National Taiwan University:

“Unlike the indigenous people in Canada and America, the indigenous people in Taiwan do not have territory or scope to exercise self-governance. The movement for self-governance started in 1987 when the Association for the Promotion of Indigenous Peoples claimed that the indigenous peoples should have the right of self-governance in the ‘Declaration of the Indigenous Peoples’ Rights”. Following the declaration, movements sprung up around the claim for self-governance. In 2001, the government proposed . . . ‘The Indigenous Peoples’ Self-Governance Act’. According to the Act, the indigenous peoples can establish a municipality-level institution of governance of their own design. After voting on the design, they can also vote for their own principals and representatives. However, the indigenous peoples in Taiwan are still waiting for the approval of the Act by the Legislative Yuan.”

ON THE ENVIRONMENT AND EXTRACTIVE INDUSTRIES

Joji Carino (Tebtebba Foundation) on behalf of Indigenous Peoples Caucus on Sustainable Development:

“[We recommend] the Permanent Forum welcomes the Kimberley Declaration and the Indigenous Peoples Plan of Implementation on Sustainable Development as important contributions made by Indigenous Peoples to the global effort towards sustainable development, and transmits these documents to ECOSOC for system-wide distribution and use in the follow-up implementation of the WSSD outcomes.”
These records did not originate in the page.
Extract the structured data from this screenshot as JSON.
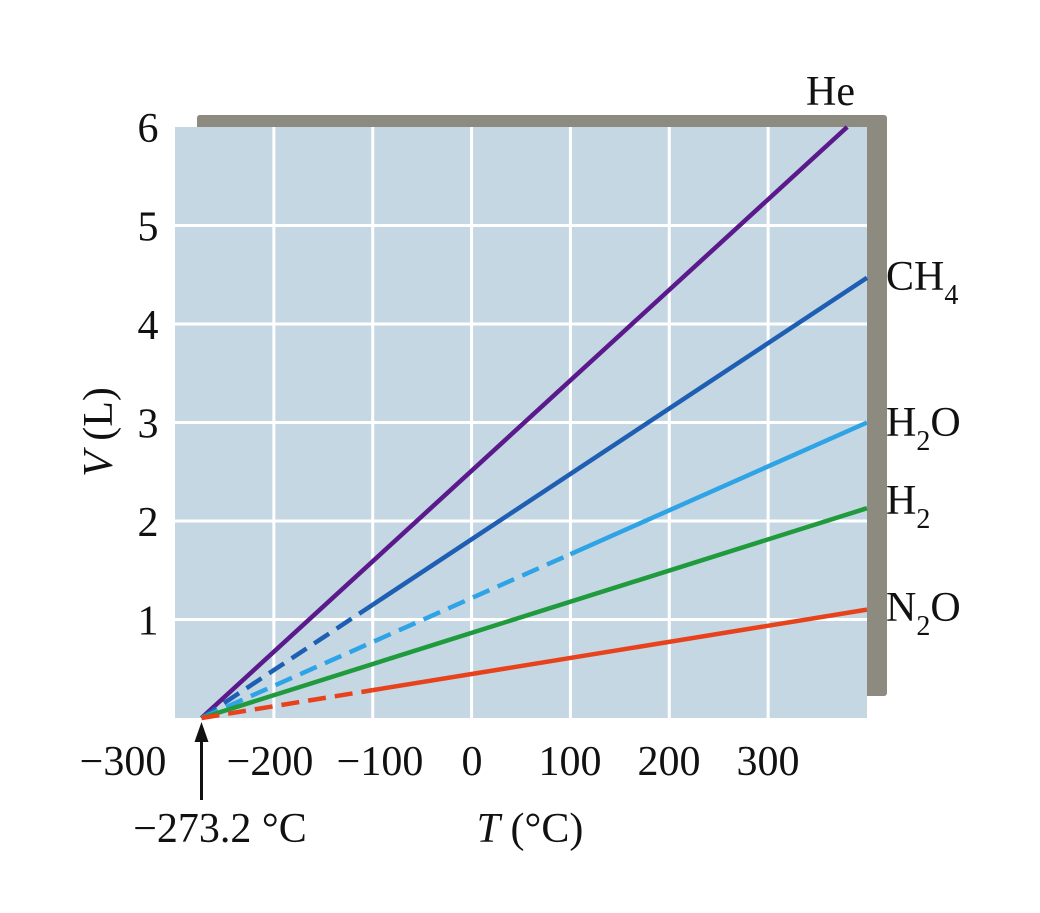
{
  "chart_data": {
    "type": "line",
    "xlabel_var": "T",
    "xlabel_unit": " (°C)",
    "ylabel_var": "V",
    "ylabel_unit": " (L)",
    "xlim": [
      -300,
      400
    ],
    "ylim": [
      0,
      6
    ],
    "x_ticks": [
      -300,
      -200,
      -100,
      0,
      100,
      200,
      300
    ],
    "x_tick_labels": [
      "−300",
      "−200",
      "−100",
      "0",
      "100",
      "200",
      "300"
    ],
    "y_ticks": [
      1,
      2,
      3,
      4,
      5,
      6
    ],
    "y_tick_labels": [
      "1",
      "2",
      "3",
      "4",
      "5",
      "6"
    ],
    "grid": true,
    "annotation": "−273.2 °C",
    "annotation_x": -273.2,
    "series": [
      {
        "name": "He",
        "formula": "He",
        "sub": "",
        "suffix": "",
        "color": "#5b1a8c",
        "x": [
          -273.2,
          380
        ],
        "y": [
          0,
          6.0
        ],
        "dashed_until_x": null
      },
      {
        "name": "CH4",
        "formula": "CH",
        "sub": "4",
        "suffix": "",
        "color": "#1f5fb3",
        "x": [
          -273.2,
          400
        ],
        "y": [
          0,
          4.47
        ],
        "dashed_until_x": -100
      },
      {
        "name": "H2O",
        "formula": "H",
        "sub": "2",
        "suffix": "O",
        "color": "#2ea3e6",
        "x": [
          -273.2,
          400
        ],
        "y": [
          0,
          3.0
        ],
        "dashed_until_x": 100
      },
      {
        "name": "H2",
        "formula": "H",
        "sub": "2",
        "suffix": "",
        "color": "#1f9a3c",
        "x": [
          -273.2,
          400
        ],
        "y": [
          0,
          2.13
        ],
        "dashed_until_x": null
      },
      {
        "name": "N2O",
        "formula": "N",
        "sub": "2",
        "suffix": "O",
        "color": "#e8421c",
        "x": [
          -273.2,
          400
        ],
        "y": [
          0,
          1.1
        ],
        "dashed_until_x": -100
      }
    ]
  }
}
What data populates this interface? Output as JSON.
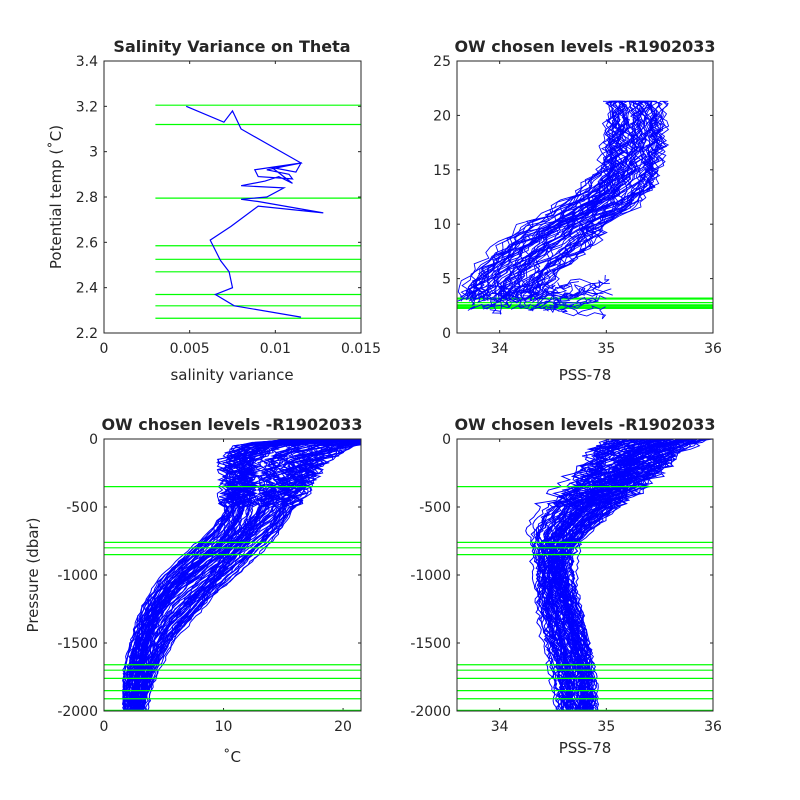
{
  "chart_data": [
    {
      "type": "line",
      "title": "Salinity Variance on Theta",
      "xlabel": "salinity variance",
      "ylabel": "Potential temp (˚C)",
      "xlim": [
        0,
        0.015
      ],
      "ylim": [
        2.2,
        3.4
      ],
      "xticks": [
        "0",
        "0.005",
        "0.01",
        "0.015"
      ],
      "yticks": [
        "2.2",
        "2.4",
        "2.6",
        "2.8",
        "3",
        "3.2",
        "3.4"
      ],
      "grid": false,
      "series": [
        {
          "color": "#0000ff",
          "x": [
            0.0115,
            0.0076,
            0.0065,
            0.0075,
            0.0073,
            0.0068,
            0.0062,
            0.0074,
            0.009,
            0.0128,
            0.009,
            0.008,
            0.0095,
            0.0105,
            0.008,
            0.0094,
            0.0102,
            0.011,
            0.0098,
            0.0112,
            0.0115,
            0.0095,
            0.0108,
            0.011,
            0.009,
            0.0088,
            0.0115,
            0.008,
            0.0075,
            0.007,
            0.0048
          ],
          "y": [
            2.27,
            2.32,
            2.37,
            2.4,
            2.47,
            2.52,
            2.61,
            2.67,
            2.76,
            2.73,
            2.78,
            2.79,
            2.8,
            2.84,
            2.85,
            2.87,
            2.89,
            2.86,
            2.93,
            2.91,
            2.95,
            2.92,
            2.9,
            2.88,
            2.89,
            2.92,
            2.95,
            3.1,
            3.18,
            3.13,
            3.2
          ]
        }
      ],
      "reference_lines": {
        "orientation": "horizontal",
        "color": "#00ff00",
        "x_start": 0.003,
        "values": [
          2.265,
          2.32,
          2.37,
          2.47,
          2.525,
          2.585,
          2.795,
          3.12,
          3.205
        ]
      }
    },
    {
      "type": "line",
      "title": "OW chosen levels -R1902033",
      "xlabel": "PSS-78",
      "ylabel": "",
      "xlim": [
        33.6,
        36
      ],
      "ylim": [
        0,
        25
      ],
      "xticks": [
        "34",
        "35",
        "36"
      ],
      "yticks": [
        "0",
        "5",
        "10",
        "15",
        "20",
        "25"
      ],
      "grid": false,
      "series": [
        {
          "color": "#0000ff",
          "x": [
            34.0,
            34.05,
            34.15,
            34.3,
            34.45,
            34.55,
            34.62,
            34.7,
            34.8,
            34.95,
            35.05,
            35.15,
            35.22,
            35.25,
            35.28,
            35.35,
            35.45,
            35.5,
            35.55,
            35.6
          ],
          "y": [
            2.0,
            3.0,
            4.5,
            6.0,
            7.3,
            8.2,
            8.8,
            9.5,
            10.2,
            11.0,
            12.0,
            13.0,
            14.5,
            16.0,
            17.5,
            18.0,
            17.2,
            16.5,
            17.0,
            17.5
          ]
        }
      ],
      "reference_lines": {
        "orientation": "horizontal",
        "color": "#00ff00",
        "values": [
          2.265,
          2.32,
          2.37,
          2.47,
          2.525,
          2.585,
          2.795,
          3.12,
          3.205
        ]
      }
    },
    {
      "type": "line",
      "title": "OW chosen levels -R1902033",
      "xlabel": "˚C",
      "ylabel": "Pressure (dbar)",
      "xlim": [
        0,
        21.5
      ],
      "ylim": [
        -2000,
        0
      ],
      "xticks": [
        "0",
        "10",
        "20"
      ],
      "yticks": [
        "-2000",
        "-1500",
        "-1000",
        "-500",
        "0"
      ],
      "grid": false,
      "series": [
        {
          "color": "#0000ff",
          "x": [
            20.5,
            16.0,
            14.0,
            13.5,
            12.5,
            10.5,
            8.0,
            5.5,
            4.0,
            3.2,
            2.7,
            2.4,
            2.2
          ],
          "y": [
            0,
            -40,
            -150,
            -350,
            -600,
            -800,
            -1000,
            -1200,
            -1400,
            -1600,
            -1800,
            -1900,
            -2000
          ]
        }
      ],
      "reference_lines": {
        "orientation": "horizontal",
        "color": "#00ff00",
        "values": [
          -350,
          -760,
          -800,
          -850,
          -1660,
          -1700,
          -1760,
          -1850,
          -1910,
          -1995
        ]
      }
    },
    {
      "type": "line",
      "title": "OW chosen levels -R1902033",
      "xlabel": "PSS-78",
      "ylabel": "",
      "xlim": [
        33.6,
        36
      ],
      "ylim": [
        -2000,
        0
      ],
      "xticks": [
        "34",
        "35",
        "36"
      ],
      "yticks": [
        "-2000",
        "-1500",
        "-1000",
        "-500",
        "0"
      ],
      "grid": false,
      "series": [
        {
          "color": "#0000ff",
          "x": [
            35.5,
            35.3,
            35.2,
            35.0,
            34.8,
            34.6,
            34.5,
            34.5,
            34.55,
            34.62,
            34.68,
            34.72,
            34.75
          ],
          "y": [
            0,
            -80,
            -200,
            -350,
            -500,
            -650,
            -800,
            -1000,
            -1200,
            -1400,
            -1600,
            -1800,
            -2000
          ]
        }
      ],
      "reference_lines": {
        "orientation": "horizontal",
        "color": "#00ff00",
        "values": [
          -350,
          -760,
          -800,
          -850,
          -1660,
          -1700,
          -1760,
          -1850,
          -1910,
          -1995
        ]
      }
    }
  ]
}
“[We recommend] under the cross-cutting themes of poverty eradication, changing unsustainable patterns of consumption and production, protecting and managing the natural resource base of economic and social development, sustainable development in a globalizing world and health and sustainable development, [that] the Permanent Forum promote understanding of the negative impacts of the extractive industries – oil, gas and mining – on the lives of indigenous peoples.”
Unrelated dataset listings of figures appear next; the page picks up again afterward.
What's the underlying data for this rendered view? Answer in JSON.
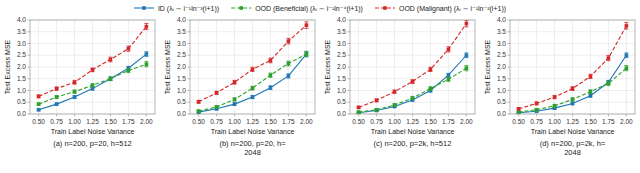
{
  "chart_data": [
    {
      "type": "line",
      "caption": "(a) n=200, p=20, h=512",
      "xlabel": "Train Label Noise Variance",
      "ylabel": "Test Excess MSE",
      "x": [
        0.5,
        0.75,
        1.0,
        1.25,
        1.5,
        1.75,
        2.0
      ],
      "series": [
        {
          "name": "ID (λᵢ ∼ i⁻¹ln⁻³(i+1))",
          "color": "#1f77b4",
          "line_style": "solid",
          "marker": "square",
          "values": [
            0.18,
            0.42,
            0.72,
            1.08,
            1.5,
            1.95,
            2.55
          ],
          "errors": [
            0.04,
            0.05,
            0.06,
            0.06,
            0.07,
            0.08,
            0.1
          ]
        },
        {
          "name": "OOD (Beneficial) (λᵢ ∼ i⁻¹ln⁻⁴(i+1))",
          "color": "#2ca02c",
          "line_style": "dashed",
          "marker": "square",
          "values": [
            0.42,
            0.72,
            0.95,
            1.22,
            1.5,
            1.85,
            2.12
          ],
          "errors": [
            0.05,
            0.06,
            0.07,
            0.07,
            0.08,
            0.09,
            0.11
          ]
        },
        {
          "name": "OOD (Malignant) (λᵢ ∼ i⁻¹ln⁻²(i+1))",
          "color": "#d62728",
          "line_style": "dashed",
          "marker": "square",
          "values": [
            0.75,
            1.08,
            1.35,
            1.88,
            2.32,
            2.78,
            3.72
          ],
          "errors": [
            0.06,
            0.07,
            0.08,
            0.08,
            0.1,
            0.11,
            0.13
          ]
        }
      ],
      "xlim": [
        0.38,
        2.12
      ],
      "xticks": [
        {
          "value": 0.5,
          "label": "0.50"
        },
        0.75,
        {
          "value": 1.0,
          "label": "1.00"
        },
        1.25,
        {
          "value": 1.5,
          "label": "1.50"
        },
        1.75,
        {
          "value": 2.0,
          "label": "2.00"
        }
      ],
      "ylim": [
        0.0,
        4.0
      ],
      "yticks": [
        {
          "value": 0.0,
          "label": "0.0"
        },
        0.5,
        {
          "value": 1.0,
          "label": "1.0"
        },
        1.5,
        {
          "value": 2.0,
          "label": "2.0"
        },
        2.5,
        {
          "value": 3.0,
          "label": "3.0"
        },
        3.5,
        {
          "value": 4.0,
          "label": "4.0"
        }
      ],
      "grid": true,
      "legend": "upper center"
    },
    {
      "type": "line",
      "caption": "(b) n=200, p=20, h=\n2048",
      "xlabel": "Train Label Noise Variance",
      "ylabel": "Test Excess MSE",
      "x": [
        0.5,
        0.75,
        1.0,
        1.25,
        1.5,
        1.75,
        2.0
      ],
      "series": [
        {
          "name": "ID (λᵢ ∼ i⁻¹ln⁻³(i+1))",
          "color": "#1f77b4",
          "line_style": "solid",
          "marker": "square",
          "values": [
            0.08,
            0.22,
            0.42,
            0.72,
            1.12,
            1.62,
            2.55
          ],
          "errors": [
            0.04,
            0.05,
            0.06,
            0.07,
            0.08,
            0.09,
            0.1
          ]
        },
        {
          "name": "OOD (Beneficial) (λᵢ ∼ i⁻¹ln⁻⁴(i+1))",
          "color": "#2ca02c",
          "line_style": "dashed",
          "marker": "square",
          "values": [
            0.12,
            0.3,
            0.62,
            1.1,
            1.65,
            2.15,
            2.55
          ],
          "errors": [
            0.05,
            0.06,
            0.07,
            0.08,
            0.09,
            0.1,
            0.12
          ]
        },
        {
          "name": "OOD (Malignant) (λᵢ ∼ i⁻¹ln⁻²(i+1))",
          "color": "#d62728",
          "line_style": "dashed",
          "marker": "square",
          "values": [
            0.52,
            0.9,
            1.35,
            1.9,
            2.28,
            3.1,
            3.78
          ],
          "errors": [
            0.06,
            0.07,
            0.08,
            0.09,
            0.1,
            0.12,
            0.14
          ]
        }
      ],
      "xlim": [
        0.38,
        2.12
      ],
      "xticks": [
        {
          "value": 0.5,
          "label": "0.50"
        },
        0.75,
        {
          "value": 1.0,
          "label": "1.00"
        },
        1.25,
        {
          "value": 1.5,
          "label": "1.50"
        },
        1.75,
        {
          "value": 2.0,
          "label": "2.00"
        }
      ],
      "ylim": [
        0.0,
        4.0
      ],
      "yticks": [
        {
          "value": 0.0,
          "label": "0.0"
        },
        0.5,
        {
          "value": 1.0,
          "label": "1.0"
        },
        1.5,
        {
          "value": 2.0,
          "label": "2.0"
        },
        2.5,
        {
          "value": 3.0,
          "label": "3.0"
        },
        3.5,
        {
          "value": 4.0,
          "label": "4.0"
        }
      ],
      "grid": true
    },
    {
      "type": "line",
      "caption": "(c) n=200, p=2k, h=512",
      "xlabel": "Train Label Noise Variance",
      "ylabel": "Test Excess MSE",
      "x": [
        0.5,
        0.75,
        1.0,
        1.25,
        1.5,
        1.75,
        2.0
      ],
      "series": [
        {
          "name": "ID (λᵢ ∼ i⁻¹ln⁻³(i+1))",
          "color": "#1f77b4",
          "line_style": "solid",
          "marker": "square",
          "values": [
            0.05,
            0.15,
            0.32,
            0.6,
            1.0,
            1.65,
            2.5
          ],
          "errors": [
            0.03,
            0.04,
            0.05,
            0.06,
            0.07,
            0.08,
            0.1
          ]
        },
        {
          "name": "OOD (Beneficial) (λᵢ ∼ i⁻¹ln⁻⁴(i+1))",
          "color": "#2ca02c",
          "line_style": "dashed",
          "marker": "square",
          "values": [
            0.08,
            0.18,
            0.38,
            0.68,
            1.08,
            1.48,
            1.95
          ],
          "errors": [
            0.04,
            0.05,
            0.06,
            0.07,
            0.08,
            0.09,
            0.11
          ]
        },
        {
          "name": "OOD (Malignant) (λᵢ ∼ i⁻¹ln⁻²(i+1))",
          "color": "#d62728",
          "line_style": "dashed",
          "marker": "square",
          "values": [
            0.28,
            0.58,
            0.95,
            1.38,
            1.9,
            2.75,
            3.85
          ],
          "errors": [
            0.05,
            0.06,
            0.07,
            0.08,
            0.09,
            0.11,
            0.14
          ]
        }
      ],
      "xlim": [
        0.38,
        2.12
      ],
      "xticks": [
        {
          "value": 0.5,
          "label": "0.50"
        },
        0.75,
        {
          "value": 1.0,
          "label": "1.00"
        },
        1.25,
        {
          "value": 1.5,
          "label": "1.50"
        },
        1.75,
        {
          "value": 2.0,
          "label": "2.00"
        }
      ],
      "ylim": [
        0.0,
        4.0
      ],
      "yticks": [
        {
          "value": 0.0,
          "label": "0.0"
        },
        0.5,
        {
          "value": 1.0,
          "label": "1.0"
        },
        1.5,
        {
          "value": 2.0,
          "label": "2.0"
        },
        2.5,
        {
          "value": 3.0,
          "label": "3.0"
        },
        3.5,
        {
          "value": 4.0,
          "label": "4.0"
        }
      ],
      "grid": true
    },
    {
      "type": "line",
      "caption": "(d) n=200, p=2k, h=\n2048",
      "xlabel": "Train Label Noise Variance",
      "ylabel": "Test Excess MSE",
      "x": [
        0.5,
        0.75,
        1.0,
        1.25,
        1.5,
        1.75,
        2.0
      ],
      "series": [
        {
          "name": "ID (λᵢ ∼ i⁻¹ln⁻³(i+1))",
          "color": "#1f77b4",
          "line_style": "solid",
          "marker": "square",
          "values": [
            0.05,
            0.12,
            0.25,
            0.45,
            0.78,
            1.35,
            2.5
          ],
          "errors": [
            0.03,
            0.04,
            0.05,
            0.06,
            0.07,
            0.08,
            0.1
          ]
        },
        {
          "name": "OOD (Beneficial) (λᵢ ∼ i⁻¹ln⁻⁴(i+1))",
          "color": "#2ca02c",
          "line_style": "dashed",
          "marker": "square",
          "values": [
            0.08,
            0.18,
            0.35,
            0.62,
            0.95,
            1.3,
            1.95
          ],
          "errors": [
            0.04,
            0.05,
            0.06,
            0.07,
            0.08,
            0.09,
            0.11
          ]
        },
        {
          "name": "OOD (Malignant) (λᵢ ∼ i⁻¹ln⁻²(i+1))",
          "color": "#d62728",
          "line_style": "dashed",
          "marker": "square",
          "values": [
            0.22,
            0.45,
            0.72,
            1.08,
            1.6,
            2.38,
            3.75
          ],
          "errors": [
            0.05,
            0.06,
            0.07,
            0.08,
            0.09,
            0.11,
            0.14
          ]
        }
      ],
      "xlim": [
        0.38,
        2.12
      ],
      "xticks": [
        {
          "value": 0.5,
          "label": "0.50"
        },
        0.75,
        {
          "value": 1.0,
          "label": "1.00"
        },
        1.25,
        {
          "value": 1.5,
          "label": "1.50"
        },
        1.75,
        {
          "value": 2.0,
          "label": "2.00"
        }
      ],
      "ylim": [
        0.0,
        4.0
      ],
      "yticks": [
        {
          "value": 0.0,
          "label": "0.0"
        },
        0.5,
        {
          "value": 1.0,
          "label": "1.0"
        },
        1.5,
        {
          "value": 2.0,
          "label": "2.0"
        },
        2.5,
        {
          "value": 3.0,
          "label": "3.0"
        },
        3.5,
        {
          "value": 4.0,
          "label": "4.0"
        }
      ],
      "grid": true
    }
  ]
}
Navin Rai, Senior Social Development Specialist, The World Bank:

“The data tell us that while historically there were many World Bank-financed projects in the extractive industries sector that involved Indigenous Peoples, the number of projects in this sector declined following establishment of the first World Bank policy on Indigenous Peoples in 1982. A number of projects implemented prior to the formulation of the Bank policy did indeed have adverse impacts on specific groups of Indigenous Peoples. In fact, the formulation of the World Bank policy on Indigenous Peoples was triggered when it became apparent that Bank projects in the extractive industries in the extractive industries as well as infrastructure sectors were resulting in such effects.”

“The data do not bear out the popular misconception that the World Bank today continues to finance a large number of projects in the extractive industries sector that directly affect Indigenous Peoples. The … Oxford Workshop [in April 2003], organized by the Forest Peoples Programme and the Tebtebba Foundation and entitled “Extractive Industries, Indigenous Peoples and World Bank,” concluded that the World Bank is not financing many projects in the extractive industries sector that affect Indigenous Peoples.”